Ramiz Özler, DİL gazetesinde şöyle yazar:
Âşık Kasım Şenlik (Ramiz Özler’in kaleminden)
Doğuda meşhur Çıldırlı Şenlik’in adını duymayan, birkaç şiirini ezbere bilmeyen var mı? Şenlik’in oğlu Âşık Kasım’ın methini duymuş fakat kendisini görmek nasip olmamıştı.
3 Şubat 1952 günü Kars’tan posta arabasıyla Iğdır’a geliyordum. Kötek’te elinde sazı yaşlıca bir halk şairi şoför mahallinde yanıma oturdu. Bir halk şairi ile yolculuk yapmak, sohbet etmek ne zevkli şeydir. Şairi selamladıktan sonra:
“Nerelisin üstad?”
“Çıldırlıyım”
“Aşık Şenlik’in oğlu musunuz?”
“Beli”
“Sizinle tanıştığıma çok memnun oldum. Üstad, adınızı ve şöhretinizi çok duydum. Bu ne iyi isabet!”
“İnşallah yolculuğunuz Iğdır’a mı?”
“Pernavut’a (Gaziler) gedirem. Birkaç gün sonra Idir’e gelecem. Şenlik’in oğlu olduğumu nereden bildin?”
“Sevdakâr isimli kitapta resminizi görmüştüm.”

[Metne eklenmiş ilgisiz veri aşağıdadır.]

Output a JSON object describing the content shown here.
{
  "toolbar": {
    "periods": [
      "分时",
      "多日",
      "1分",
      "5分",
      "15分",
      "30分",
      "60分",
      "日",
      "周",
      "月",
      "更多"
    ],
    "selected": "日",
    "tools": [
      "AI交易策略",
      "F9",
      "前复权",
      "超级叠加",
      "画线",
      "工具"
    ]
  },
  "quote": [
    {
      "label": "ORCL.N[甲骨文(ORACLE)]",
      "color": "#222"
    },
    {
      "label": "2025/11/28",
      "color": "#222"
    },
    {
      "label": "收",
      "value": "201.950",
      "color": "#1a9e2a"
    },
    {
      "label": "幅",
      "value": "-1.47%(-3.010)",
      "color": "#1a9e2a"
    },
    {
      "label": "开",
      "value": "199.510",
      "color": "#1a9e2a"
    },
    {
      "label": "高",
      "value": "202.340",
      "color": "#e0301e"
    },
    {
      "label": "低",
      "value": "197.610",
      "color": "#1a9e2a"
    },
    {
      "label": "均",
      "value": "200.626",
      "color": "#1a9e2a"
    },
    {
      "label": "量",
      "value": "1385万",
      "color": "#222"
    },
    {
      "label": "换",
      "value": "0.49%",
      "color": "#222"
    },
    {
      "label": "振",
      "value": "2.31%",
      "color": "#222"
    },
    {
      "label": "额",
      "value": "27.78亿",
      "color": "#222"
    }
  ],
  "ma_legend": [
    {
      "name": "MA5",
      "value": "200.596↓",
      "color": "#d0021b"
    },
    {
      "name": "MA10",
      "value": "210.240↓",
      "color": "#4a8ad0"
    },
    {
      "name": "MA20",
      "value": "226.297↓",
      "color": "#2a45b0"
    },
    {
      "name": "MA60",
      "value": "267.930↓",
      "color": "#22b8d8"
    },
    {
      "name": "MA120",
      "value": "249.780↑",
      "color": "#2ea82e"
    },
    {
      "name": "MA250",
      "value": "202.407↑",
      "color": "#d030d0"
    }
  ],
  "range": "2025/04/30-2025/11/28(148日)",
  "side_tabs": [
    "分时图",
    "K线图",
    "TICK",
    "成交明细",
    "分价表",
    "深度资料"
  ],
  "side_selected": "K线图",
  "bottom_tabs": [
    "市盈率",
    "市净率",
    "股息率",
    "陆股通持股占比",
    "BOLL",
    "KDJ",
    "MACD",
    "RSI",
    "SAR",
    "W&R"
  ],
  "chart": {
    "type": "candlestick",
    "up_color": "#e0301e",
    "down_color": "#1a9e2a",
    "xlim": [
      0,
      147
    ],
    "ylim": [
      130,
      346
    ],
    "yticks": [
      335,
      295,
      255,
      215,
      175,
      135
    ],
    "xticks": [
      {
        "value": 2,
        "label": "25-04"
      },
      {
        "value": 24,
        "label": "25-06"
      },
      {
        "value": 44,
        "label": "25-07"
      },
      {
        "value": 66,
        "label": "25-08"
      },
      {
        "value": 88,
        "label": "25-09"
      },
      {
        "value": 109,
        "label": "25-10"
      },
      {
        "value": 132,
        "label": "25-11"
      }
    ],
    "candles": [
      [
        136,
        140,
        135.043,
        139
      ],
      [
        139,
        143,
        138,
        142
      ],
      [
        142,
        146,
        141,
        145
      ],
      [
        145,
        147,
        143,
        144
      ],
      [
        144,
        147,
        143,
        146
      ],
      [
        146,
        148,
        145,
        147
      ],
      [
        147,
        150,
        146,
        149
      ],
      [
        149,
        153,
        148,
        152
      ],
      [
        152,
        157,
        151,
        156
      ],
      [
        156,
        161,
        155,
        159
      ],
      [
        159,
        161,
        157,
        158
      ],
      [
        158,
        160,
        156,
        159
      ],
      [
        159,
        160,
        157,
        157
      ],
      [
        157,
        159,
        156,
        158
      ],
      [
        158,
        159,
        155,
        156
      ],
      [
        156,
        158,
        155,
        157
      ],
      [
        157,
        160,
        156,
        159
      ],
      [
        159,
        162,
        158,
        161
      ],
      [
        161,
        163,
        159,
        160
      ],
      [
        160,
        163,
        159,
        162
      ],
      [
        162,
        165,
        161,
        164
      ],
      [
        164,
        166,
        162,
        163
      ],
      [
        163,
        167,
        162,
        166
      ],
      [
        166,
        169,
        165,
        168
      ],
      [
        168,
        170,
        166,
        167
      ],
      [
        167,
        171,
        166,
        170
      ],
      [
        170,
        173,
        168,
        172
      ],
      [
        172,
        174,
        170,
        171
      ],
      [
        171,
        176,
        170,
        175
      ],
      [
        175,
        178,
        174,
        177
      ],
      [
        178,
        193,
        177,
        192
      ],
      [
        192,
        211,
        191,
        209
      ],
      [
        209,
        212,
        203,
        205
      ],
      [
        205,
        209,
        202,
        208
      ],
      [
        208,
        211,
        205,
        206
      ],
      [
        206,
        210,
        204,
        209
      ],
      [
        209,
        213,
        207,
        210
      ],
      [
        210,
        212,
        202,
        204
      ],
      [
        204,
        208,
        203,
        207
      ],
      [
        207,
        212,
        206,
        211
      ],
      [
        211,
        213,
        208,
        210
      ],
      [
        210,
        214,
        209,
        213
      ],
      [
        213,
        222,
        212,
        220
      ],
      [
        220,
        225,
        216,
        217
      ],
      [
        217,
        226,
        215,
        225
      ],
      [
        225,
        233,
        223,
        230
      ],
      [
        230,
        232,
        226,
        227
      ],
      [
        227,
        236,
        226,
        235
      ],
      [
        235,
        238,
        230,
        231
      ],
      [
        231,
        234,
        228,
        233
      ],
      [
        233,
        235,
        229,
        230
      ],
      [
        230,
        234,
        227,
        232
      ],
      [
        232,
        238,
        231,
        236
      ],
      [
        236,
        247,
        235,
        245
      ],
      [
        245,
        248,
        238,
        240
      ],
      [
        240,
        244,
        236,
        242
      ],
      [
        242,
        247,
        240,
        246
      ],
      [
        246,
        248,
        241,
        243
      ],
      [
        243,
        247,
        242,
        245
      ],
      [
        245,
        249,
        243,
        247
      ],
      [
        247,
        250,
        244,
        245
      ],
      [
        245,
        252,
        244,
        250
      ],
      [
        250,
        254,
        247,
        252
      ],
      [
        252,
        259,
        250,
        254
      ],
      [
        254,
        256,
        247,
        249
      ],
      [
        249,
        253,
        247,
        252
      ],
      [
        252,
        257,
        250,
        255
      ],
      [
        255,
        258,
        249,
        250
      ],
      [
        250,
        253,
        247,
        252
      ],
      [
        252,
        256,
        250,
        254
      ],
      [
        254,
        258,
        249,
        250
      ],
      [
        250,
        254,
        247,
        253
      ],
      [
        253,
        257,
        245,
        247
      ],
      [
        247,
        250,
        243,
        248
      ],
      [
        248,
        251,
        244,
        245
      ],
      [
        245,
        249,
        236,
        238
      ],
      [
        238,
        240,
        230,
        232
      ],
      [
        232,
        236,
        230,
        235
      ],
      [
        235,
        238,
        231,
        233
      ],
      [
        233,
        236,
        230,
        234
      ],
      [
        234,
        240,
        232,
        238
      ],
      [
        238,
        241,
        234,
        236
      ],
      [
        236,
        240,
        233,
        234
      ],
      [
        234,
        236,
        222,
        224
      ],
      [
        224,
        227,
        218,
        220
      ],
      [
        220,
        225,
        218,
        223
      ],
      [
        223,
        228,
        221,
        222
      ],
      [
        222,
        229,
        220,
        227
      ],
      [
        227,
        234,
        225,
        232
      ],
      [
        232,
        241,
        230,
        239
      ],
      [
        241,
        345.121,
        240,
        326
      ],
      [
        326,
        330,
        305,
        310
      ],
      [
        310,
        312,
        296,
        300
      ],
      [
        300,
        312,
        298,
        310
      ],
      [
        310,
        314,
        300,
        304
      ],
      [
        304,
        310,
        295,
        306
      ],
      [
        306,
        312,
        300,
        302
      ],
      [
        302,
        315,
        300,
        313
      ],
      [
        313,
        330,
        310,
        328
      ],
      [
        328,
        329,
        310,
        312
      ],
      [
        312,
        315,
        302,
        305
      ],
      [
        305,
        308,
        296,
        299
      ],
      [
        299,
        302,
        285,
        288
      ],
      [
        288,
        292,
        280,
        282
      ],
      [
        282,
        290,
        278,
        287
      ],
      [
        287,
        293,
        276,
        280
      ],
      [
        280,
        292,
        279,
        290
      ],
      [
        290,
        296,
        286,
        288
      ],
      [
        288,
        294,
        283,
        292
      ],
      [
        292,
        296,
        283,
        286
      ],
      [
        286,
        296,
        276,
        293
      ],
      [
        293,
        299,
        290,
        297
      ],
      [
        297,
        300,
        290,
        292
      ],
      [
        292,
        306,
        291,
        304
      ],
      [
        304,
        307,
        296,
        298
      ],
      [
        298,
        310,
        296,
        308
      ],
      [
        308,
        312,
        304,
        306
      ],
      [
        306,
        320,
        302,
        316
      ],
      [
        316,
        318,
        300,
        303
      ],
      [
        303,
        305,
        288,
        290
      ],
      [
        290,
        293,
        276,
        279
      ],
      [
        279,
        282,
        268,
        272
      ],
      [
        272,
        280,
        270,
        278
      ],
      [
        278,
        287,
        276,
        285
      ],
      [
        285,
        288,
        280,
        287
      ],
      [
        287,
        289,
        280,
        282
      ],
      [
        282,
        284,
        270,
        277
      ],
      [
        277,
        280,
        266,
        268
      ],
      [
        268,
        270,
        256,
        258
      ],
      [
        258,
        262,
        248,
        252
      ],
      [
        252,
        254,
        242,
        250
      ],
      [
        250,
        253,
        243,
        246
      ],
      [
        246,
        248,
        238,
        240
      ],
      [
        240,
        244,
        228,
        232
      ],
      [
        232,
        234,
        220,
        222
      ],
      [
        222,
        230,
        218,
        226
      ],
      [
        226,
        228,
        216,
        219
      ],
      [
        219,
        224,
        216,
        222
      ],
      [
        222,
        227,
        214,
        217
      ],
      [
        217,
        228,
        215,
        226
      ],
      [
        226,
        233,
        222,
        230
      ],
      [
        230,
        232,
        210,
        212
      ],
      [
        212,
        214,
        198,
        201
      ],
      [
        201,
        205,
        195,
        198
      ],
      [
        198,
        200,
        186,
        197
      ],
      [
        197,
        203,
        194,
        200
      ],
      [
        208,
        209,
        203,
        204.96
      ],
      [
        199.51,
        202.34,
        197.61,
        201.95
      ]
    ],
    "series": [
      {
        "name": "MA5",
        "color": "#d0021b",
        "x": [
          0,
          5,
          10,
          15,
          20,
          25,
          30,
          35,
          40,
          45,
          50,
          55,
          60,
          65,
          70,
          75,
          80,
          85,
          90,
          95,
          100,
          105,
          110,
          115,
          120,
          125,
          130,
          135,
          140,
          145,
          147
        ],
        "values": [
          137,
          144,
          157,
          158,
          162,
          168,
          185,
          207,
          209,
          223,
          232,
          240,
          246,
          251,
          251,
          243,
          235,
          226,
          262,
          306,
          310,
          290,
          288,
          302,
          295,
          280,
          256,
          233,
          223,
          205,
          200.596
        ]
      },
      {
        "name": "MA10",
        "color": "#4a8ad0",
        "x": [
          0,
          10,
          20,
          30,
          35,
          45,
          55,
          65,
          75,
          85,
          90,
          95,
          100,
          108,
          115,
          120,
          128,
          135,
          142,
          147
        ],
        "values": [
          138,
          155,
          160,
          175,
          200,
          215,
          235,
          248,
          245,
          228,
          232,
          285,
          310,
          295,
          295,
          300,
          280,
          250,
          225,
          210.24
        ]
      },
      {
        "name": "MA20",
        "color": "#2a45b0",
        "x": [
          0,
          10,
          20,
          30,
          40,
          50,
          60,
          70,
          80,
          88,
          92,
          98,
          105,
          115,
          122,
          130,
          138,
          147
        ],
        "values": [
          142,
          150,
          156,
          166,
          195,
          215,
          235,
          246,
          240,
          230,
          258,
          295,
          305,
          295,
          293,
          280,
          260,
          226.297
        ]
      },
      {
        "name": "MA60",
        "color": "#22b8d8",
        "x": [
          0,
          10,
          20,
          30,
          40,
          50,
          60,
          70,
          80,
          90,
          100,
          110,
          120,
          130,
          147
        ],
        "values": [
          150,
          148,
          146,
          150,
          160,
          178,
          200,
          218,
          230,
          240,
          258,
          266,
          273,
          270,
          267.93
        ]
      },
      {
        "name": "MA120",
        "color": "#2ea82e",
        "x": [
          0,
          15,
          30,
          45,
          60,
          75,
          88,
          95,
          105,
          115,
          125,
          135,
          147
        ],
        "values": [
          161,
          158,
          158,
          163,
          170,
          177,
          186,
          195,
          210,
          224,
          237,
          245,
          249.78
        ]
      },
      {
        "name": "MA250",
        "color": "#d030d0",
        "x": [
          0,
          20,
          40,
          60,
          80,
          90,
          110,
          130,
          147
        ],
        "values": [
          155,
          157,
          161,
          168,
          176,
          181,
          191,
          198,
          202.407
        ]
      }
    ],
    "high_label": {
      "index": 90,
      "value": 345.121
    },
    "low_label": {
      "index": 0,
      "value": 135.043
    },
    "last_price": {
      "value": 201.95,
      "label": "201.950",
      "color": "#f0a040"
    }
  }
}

Makine hareket etti. Tozlu ve bozuk düzen yollarda ilerliyoruz. Yolculardan biri şairden türkü söylemesini rica etti. Şair babasının, “Pireler” ve “Ölürken söylediği şiiri” ile başladı.
Kasım Şenlik 1893 yılında Çıldır’ın Suhara köyünde doğdu. Küçük yaşta babasından şairlik dersi aldı. İlk şiirini 13 yaşında söyledi. Okur yazarlığı yoktu. Babasının adını soyadı olarak almıştır. Geçimini söz ve sazıyla temin eder. Kars, Iğdır Tuzluca köylerinde bilhassa çok dolaşır. Evli ve 4 çocuk babasıdır. Büyük oğlu Nuri değerli bir halk şairidir. Küçük oğlu İsmet’i Taşburun’da Yeksani ile birlikte gördüm. O da yeni yetişiyor.
Aşık Kasım 26 yaşında iken babası Şenlik vefat ediyor. Halk şairlerinden Hasta Kasım ve Şair Abbas’ı taktir eder.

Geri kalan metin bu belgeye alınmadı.